Closed chirkin closed 6 years ago
In what environment are you using pgmoon? It doesn't include a connection pool implementation. If you're using openresty then you can use the size
parameter with the keepalive method: https://github.com/openresty/lua-nginx-module#tcpsocksetkeepalive
Yes, I'm using openresty environment. I tried size parameter on nginx socket, but it's not working, over size connections is not discarded. Need to create some tests for you?
I was under the impression that size
prevented the number of connections from dropping below a certain number in the pool—the pool size—not limit the total connections to the server. To limit the total connections to the server, I would think you would put a limit in your PostgreSQL's postgresql.conf.
max_connections = 20
Not very fine-grained, I admit. Alternatively you could install a connection pooler like pgbouncer and using max_db_connections. This would allow your code to connect at will but prevent overloading the database with open sockets.
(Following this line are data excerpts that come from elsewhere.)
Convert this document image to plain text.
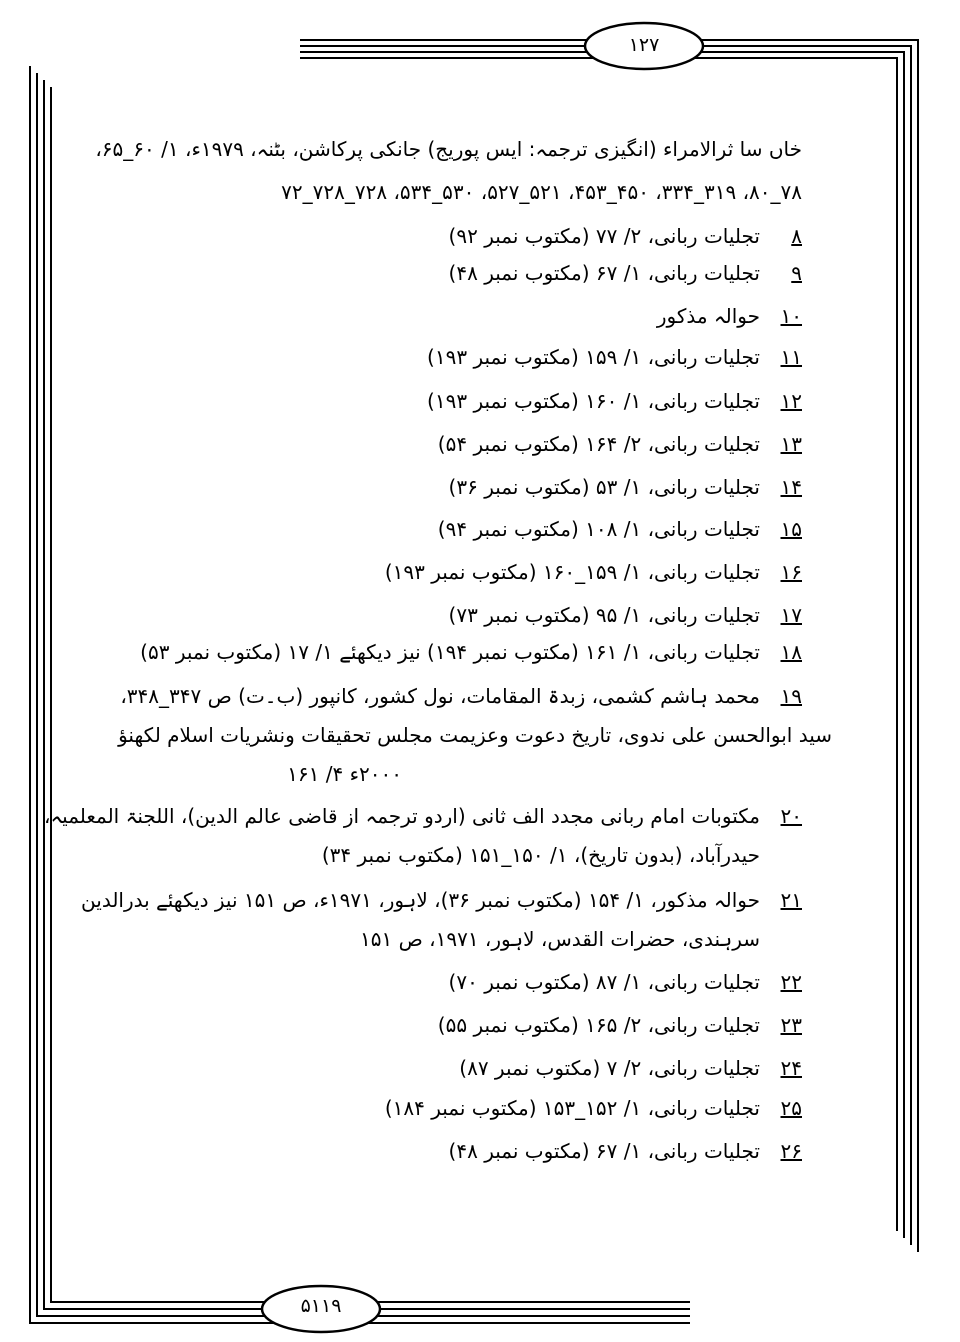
۱۲۷
۵۱۱۹
خاں سا ثرالامراء (انگیزی ترجمہ: ایس پوریج) جانکی پرکاشن، بٹنہ، ۱۹۷۹ء، ۱/ ۶۰_۶۵،
۷۸_۸۰، ۳۱۹_۳۳۴، ۴۵۰_۴۵۳، ۵۲۱_۵۲۷، ۵۳۰_۵۳۴، ۷۲۸_۷۲۸_۷۲
۸تجلیات ربانی، ۲/ ۷۷ (مکتوب نمبر ۹۲)
۹تجلیات ربانی، ۱/ ۶۷ (مکتوب نمبر ۴۸)
۱۰حوالہ مذکور
۱۱تجلیات ربانی، ۱/ ۱۵۹ (مکتوب نمبر ۱۹۳)
۱۲تجلیات ربانی، ۱/ ۱۶۰ (مکتوب نمبر ۱۹۳)
۱۳تجلیات ربانی، ۲/ ۱۶۴ (مکتوب نمبر ۵۴)
۱۴تجلیات ربانی، ۱/ ۵۳ (مکتوب نمبر ۳۶)
۱۵تجلیات ربانی، ۱/ ۱۰۸ (مکتوب نمبر ۹۴)
۱۶تجلیات ربانی، ۱/ ۱۵۹_۱۶۰ (مکتوب نمبر ۱۹۳)
۱۷تجلیات ربانی، ۱/ ۹۵ (مکتوب نمبر ۷۳)
۱۸تجلیات ربانی، ۱/ ۱۶۱ (مکتوب نمبر ۱۹۴) نیز دیکھئے ۱/ ۱۷ (مکتوب نمبر ۵۳)
۱۹محمد ہاشم کشمی، زبدۃ المقامات، نول کشور، کانپور (ب۔ت) ص ۳۴۷_۳۴۸،
سید ابوالحسن علی ندوی، تاریخ دعوت وعزیمت مجلس تحقیقات ونشریات اسلام لکھنؤ
۲۰۰۰ء ۴/ ۱۶۱
۲۰مکتوبات امام ربانی مجدد الف ثانی (اردو ترجمہ از قاضی عالم الدین)، اللجنۃ المعلمیہ،
حیدرآباد، (بدون تاریخ)، ۱/ ۱۵۰_۱۵۱ (مکتوب نمبر ۳۴)
۲۱حوالہ مذکور، ۱/ ۱۵۴ (مکتوب نمبر ۳۶)، لاہور، ۱۹۷۱ء، ص ۱۵۱ نیز دیکھئے بدرالدین
سرہندی، حضرات القدس، لاہور، ۱۹۷۱، ص ۱۵۱
۲۲تجلیات ربانی، ۱/ ۸۷ (مکتوب نمبر ۷۰)
۲۳تجلیات ربانی، ۲/ ۱۶۵ (مکتوب نمبر ۵۵)
۲۴تجلیات ربانی، ۲/ ۷ (مکتوب نمبر ۸۷)
۲۵تجلیات ربانی، ۱/ ۱۵۲_۱۵۳ (مکتوب نمبر ۱۸۴)
۲۶تجلیات ربانی، ۱/ ۶۷ (مکتوب نمبر ۴۸)
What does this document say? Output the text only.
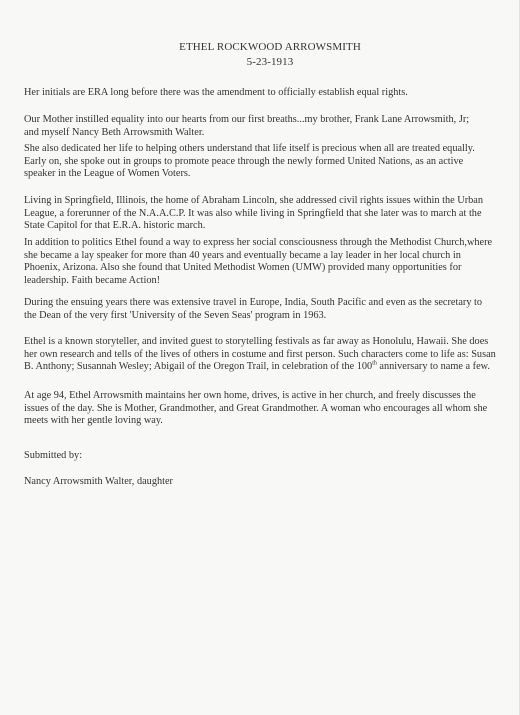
ETHEL ROCKWOOD ARROWSMITH
5-23-1913

Her initials are ERA long before there was the amendment to officially establish equal rights.

Our Mother instilled equality into our hearts from our first breaths...my brother, Frank Lane Arrowsmith, Jr; and myself Nancy Beth Arrowsmith Walter.

She also dedicated her life to helping others understand that life itself is precious when all are treated equally. Early on, she spoke out in groups to promote peace through the newly formed United Nations, as an active speaker in the League of Women Voters.

Living in Springfield, Illinois, the home of Abraham Lincoln, she addressed civil rights issues within the Urban League, a forerunner of the N.A.A.C.P. It was also while living in Springfield that she later was to march at the State Capitol for that E.R.A. historic march.

In addition to politics Ethel found a way to express her social consciousness through the Methodist Church,where she became a lay speaker for more than 40 years and eventually became a lay leader in her local church in Phoenix, Arizona. Also she found that United Methodist Women (UMW) provided many opportunities for leadership. Faith became Action!

During the ensuing years there was extensive travel in Europe, India, South Pacific and even as the secretary to the Dean of the very first 'University of the Seven Seas' program in 1963.

Ethel is a known storyteller, and invited guest to storytelling festivals as far away as Honolulu, Hawaii. She does her own research and tells of the lives of others in costume and first person. Such characters come to life as: Susan B. Anthony; Susannah Wesley; Abigail of the Oregon Trail, in celebration of the 100th anniversary to name a few.

At age 94, Ethel Arrowsmith maintains her own home, drives, is active in her church, and freely discusses the issues of the day. She is Mother, Grandmother, and Great Grandmother. A woman who encourages all whom she meets with her gentle loving way.

Submitted by:

Nancy Arrowsmith Walter, daughter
I change the pgmoon/init.lua file, function keepalive: keepalive = function(self, ...) local sock = self.sock self.sock = nil return sock:setkeepalive(50, 5) --return sock:setkeepalive(...) end, so far we test good to imit the number of connections.
In truth, just put "lua_socket_pool_size" to your nginx.conf
in my postgresql.conf: max_connections = 1024
in my nginx.conf worker_processes 2;
in my test.lua file: pg:keepalive(300000, 500)
when I use ab to test: ab -n 100000 -c 1500 -s 300 -k 127.0.0.1/test
postgresql reports many below messages in log file: sorry, too many clients already remaining connection slots are reserved for non-replication superuser connections
add: lua_socket_pool_size 500; to nginx.conf cann't resolve this problem
lua_socket_pool_size
does not resolve the problem as @ttfkam pointed out. The pool size is the numer of connections kept open. It will not block new connections from being created. pgbouncer is probably the most reliable solution, otherwise you can keep track of connection count yourself in a shared dict and reject new connections (or sleep) if connection count is larger than what you expect.
I don't think limiting number of connections is in the domain of this library, so I'm going to close the ticket.
High loads and slow db responses can generate a large number of connections. There should be a limit of simultaneous db connections.